Le jugement fut tardif : le 11 avril 1862. Son défenseur fut Me Arthur Hulbard, avocat républicain, arrêté en 1858 après l'attentat d'Orsini et amnistié en 1859.
Il avait fait quarante-sept jours de prison préventive. Celle-ci n'était pas alors déduite de la peine définitive, ce qui fait qu'il passa en prison soixante-dix-sept jours.
Clemenceau continua la lutte. Un nouveau petit journal, Le Matin, fut publié, qui dura du 29 juin au 31 août 1862, ne compta que huit numéros, comme Le Travail, et expira faute d'argent.
De 1863 à 1865, il collabora à la création d'une revue éphémère Les Ecoles de France, dirigée par Charles Longuet, l'un de ses futurs collaborateurs et aussi futur gendre de Karl Marx.

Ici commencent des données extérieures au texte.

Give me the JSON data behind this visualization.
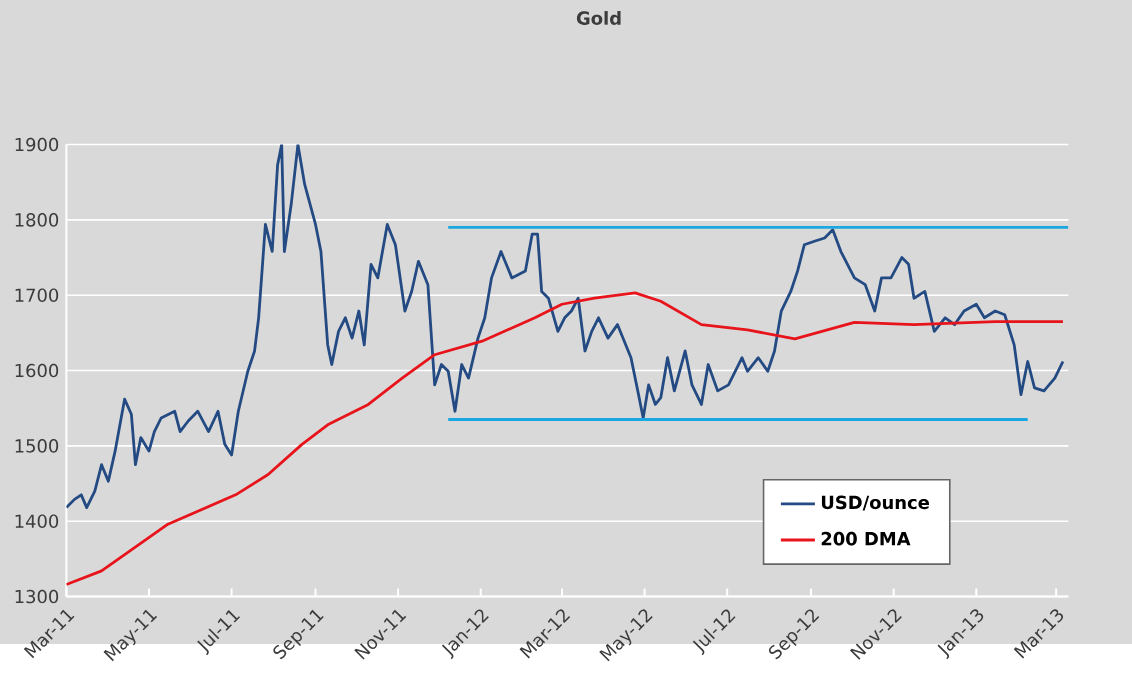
{
  "chart_data": {
    "type": "line",
    "title": "Gold",
    "xlim": [
      "2011-03-01",
      "2013-03-10"
    ],
    "xticks": [
      {
        "value": "2011-03-01",
        "label": "Mar-11"
      },
      {
        "value": "2011-05-01",
        "label": "May-11"
      },
      {
        "value": "2011-07-01",
        "label": "Jul-11"
      },
      {
        "value": "2011-09-01",
        "label": "Sep-11"
      },
      {
        "value": "2011-11-01",
        "label": "Nov-11"
      },
      {
        "value": "2012-01-01",
        "label": "Jan-12"
      },
      {
        "value": "2012-03-01",
        "label": "Mar-12"
      },
      {
        "value": "2012-05-01",
        "label": "May-12"
      },
      {
        "value": "2012-07-01",
        "label": "Jul-12"
      },
      {
        "value": "2012-09-01",
        "label": "Sep-12"
      },
      {
        "value": "2012-11-01",
        "label": "Nov-12"
      },
      {
        "value": "2013-01-01",
        "label": "Jan-13"
      },
      {
        "value": "2013-03-01",
        "label": "Mar-13"
      }
    ],
    "ylim": [
      1300,
      1900
    ],
    "yticks": [
      1300,
      1400,
      1500,
      1600,
      1700,
      1800,
      1900
    ],
    "grid": "y",
    "legend": "bottom right",
    "series": [
      {
        "name": "USD/ounce",
        "color": "#234a82",
        "x": [
          "2011-03-01",
          "2011-03-07",
          "2011-03-12",
          "2011-03-16",
          "2011-03-22",
          "2011-03-27",
          "2011-04-01",
          "2011-04-06",
          "2011-04-13",
          "2011-04-18",
          "2011-04-21",
          "2011-04-25",
          "2011-05-01",
          "2011-05-05",
          "2011-05-10",
          "2011-05-20",
          "2011-05-24",
          "2011-05-30",
          "2011-06-06",
          "2011-06-14",
          "2011-06-21",
          "2011-06-26",
          "2011-07-01",
          "2011-07-06",
          "2011-07-13",
          "2011-07-18",
          "2011-07-21",
          "2011-07-26",
          "2011-07-31",
          "2011-08-04",
          "2011-08-07",
          "2011-08-09",
          "2011-08-14",
          "2011-08-19",
          "2011-08-24",
          "2011-09-01",
          "2011-09-05",
          "2011-09-10",
          "2011-09-13",
          "2011-09-18",
          "2011-09-23",
          "2011-09-28",
          "2011-10-03",
          "2011-10-07",
          "2011-10-12",
          "2011-10-17",
          "2011-10-24",
          "2011-10-30",
          "2011-11-06",
          "2011-11-11",
          "2011-11-16",
          "2011-11-23",
          "2011-11-28",
          "2011-12-03",
          "2011-12-08",
          "2011-12-13",
          "2011-12-18",
          "2011-12-23",
          "2011-12-30",
          "2012-01-04",
          "2012-01-09",
          "2012-01-16",
          "2012-01-24",
          "2012-02-03",
          "2012-02-08",
          "2012-02-12",
          "2012-02-15",
          "2012-02-20",
          "2012-02-27",
          "2012-03-03",
          "2012-03-08",
          "2012-03-13",
          "2012-03-18",
          "2012-03-23",
          "2012-03-28",
          "2012-04-04",
          "2012-04-11",
          "2012-04-21",
          "2012-04-26",
          "2012-04-30",
          "2012-05-04",
          "2012-05-09",
          "2012-05-13",
          "2012-05-18",
          "2012-05-23",
          "2012-05-31",
          "2012-06-05",
          "2012-06-12",
          "2012-06-17",
          "2012-06-24",
          "2012-07-02",
          "2012-07-12",
          "2012-07-16",
          "2012-07-24",
          "2012-07-31",
          "2012-08-05",
          "2012-08-10",
          "2012-08-17",
          "2012-08-22",
          "2012-08-27",
          "2012-09-04",
          "2012-09-11",
          "2012-09-17",
          "2012-09-23",
          "2012-10-03",
          "2012-10-11",
          "2012-10-18",
          "2012-10-23",
          "2012-10-30",
          "2012-11-07",
          "2012-11-12",
          "2012-11-16",
          "2012-11-24",
          "2012-12-01",
          "2012-12-09",
          "2012-12-16",
          "2012-12-23",
          "2013-01-01",
          "2013-01-07",
          "2013-01-15",
          "2013-01-22",
          "2013-01-29",
          "2013-02-03",
          "2013-02-08",
          "2013-02-13",
          "2013-02-20",
          "2013-02-28",
          "2013-03-06"
        ],
        "values": [
          1418,
          1429,
          1435,
          1418,
          1440,
          1475,
          1453,
          1493,
          1562,
          1542,
          1475,
          1511,
          1493,
          1519,
          1537,
          1546,
          1519,
          1533,
          1546,
          1519,
          1546,
          1502,
          1488,
          1546,
          1599,
          1626,
          1670,
          1794,
          1758,
          1873,
          1900,
          1758,
          1820,
          1900,
          1847,
          1794,
          1758,
          1634,
          1608,
          1652,
          1670,
          1643,
          1679,
          1634,
          1741,
          1723,
          1794,
          1767,
          1679,
          1705,
          1745,
          1714,
          1581,
          1608,
          1599,
          1546,
          1608,
          1590,
          1643,
          1670,
          1723,
          1758,
          1723,
          1732,
          1781,
          1781,
          1705,
          1696,
          1652,
          1670,
          1679,
          1696,
          1626,
          1652,
          1670,
          1643,
          1661,
          1617,
          1573,
          1537,
          1581,
          1555,
          1564,
          1617,
          1573,
          1626,
          1581,
          1555,
          1608,
          1573,
          1581,
          1617,
          1599,
          1617,
          1599,
          1626,
          1679,
          1705,
          1732,
          1767,
          1772,
          1776,
          1787,
          1758,
          1723,
          1714,
          1679,
          1723,
          1723,
          1750,
          1741,
          1696,
          1705,
          1652,
          1670,
          1661,
          1679,
          1688,
          1670,
          1679,
          1674,
          1634,
          1568,
          1612,
          1577,
          1573,
          1590,
          1612
        ]
      },
      {
        "name": "200 DMA",
        "color": "#e8141b",
        "x": [
          "2011-03-01",
          "2011-03-27",
          "2011-05-15",
          "2011-07-04",
          "2011-07-28",
          "2011-08-22",
          "2011-09-10",
          "2011-10-10",
          "2011-11-04",
          "2011-11-28",
          "2012-01-02",
          "2012-02-10",
          "2012-03-01",
          "2012-03-25",
          "2012-04-24",
          "2012-05-13",
          "2012-06-12",
          "2012-07-16",
          "2012-08-20",
          "2012-09-13",
          "2012-10-03",
          "2012-11-16",
          "2013-01-15",
          "2013-03-06"
        ],
        "values": [
          1316,
          1334,
          1396,
          1435,
          1462,
          1502,
          1528,
          1555,
          1590,
          1621,
          1639,
          1670,
          1688,
          1696,
          1703,
          1692,
          1661,
          1654,
          1642,
          1654,
          1664,
          1661,
          1665,
          1665
        ]
      },
      {
        "color": "#1ba8e0",
        "x": [
          "2011-12-08",
          "2013-03-10"
        ],
        "values": [
          1790,
          1790
        ]
      },
      {
        "color": "#1ba8e0",
        "x": [
          "2011-12-08",
          "2013-02-08"
        ],
        "values": [
          1535,
          1535
        ]
      }
    ]
  }
}
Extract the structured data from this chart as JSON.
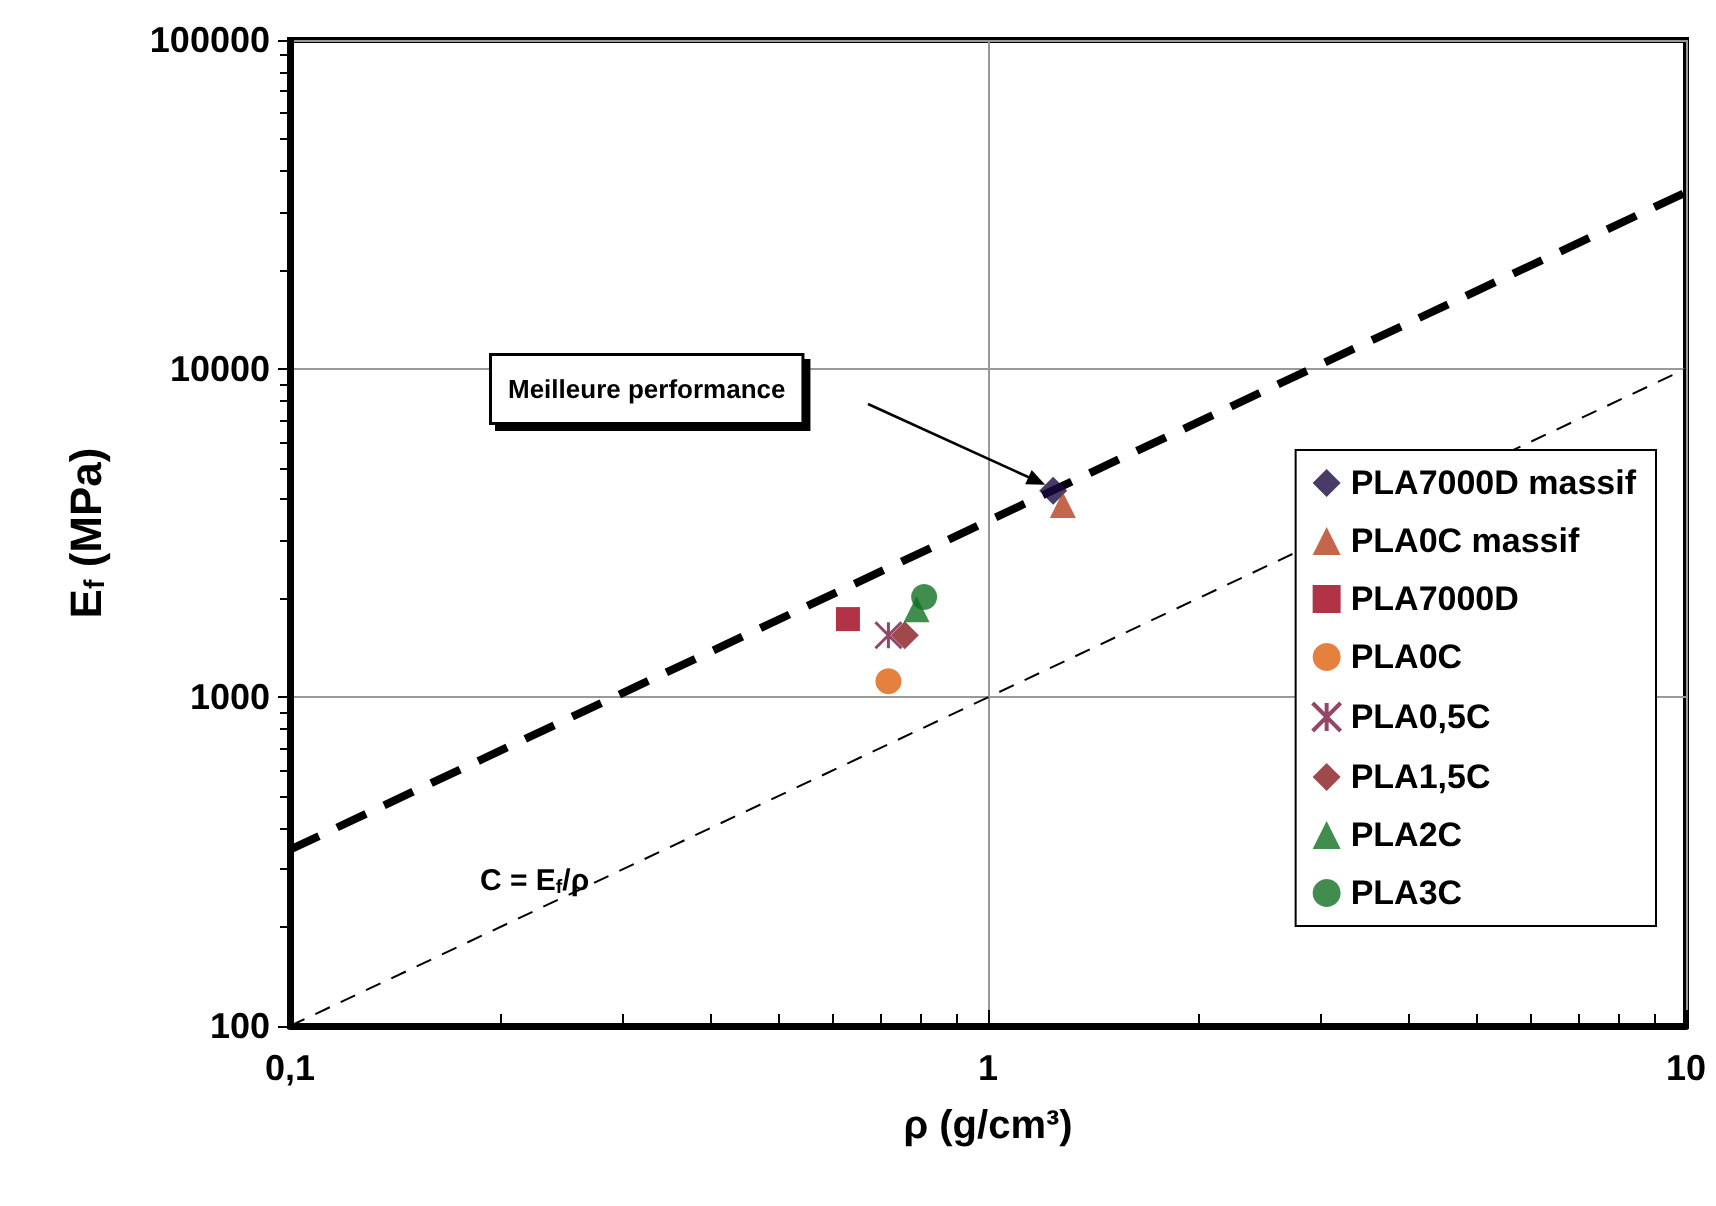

Il devient docteur en médecine le 13 mai 1865, avec une thèse intitulée "De la génération des éléments atomiques".
En tant que jeune journaliste, il s'en prend violemment aux travaux de Louis Pasteur (qui n'était pas médecin). Toutefois, une fois les démonstrations de ce dernier effectuées et avalisées par Joseph Lister, il reconnut de bonne grâce son erreur.
Le 25 juillet, il s'embarque pour l'Angleterre puis les Etats-Unis. Il trouve un poste d'enseignant dans un collège pour jeunes filles à Stamford où il donne des cours de français et d'équitation. Il s'éprend alors d'une de ses élèves, Mary Plummer - fille orpheline d'un dentiste de Bristol (New Hampshire) - qu'il épouse le 20 juin 1869.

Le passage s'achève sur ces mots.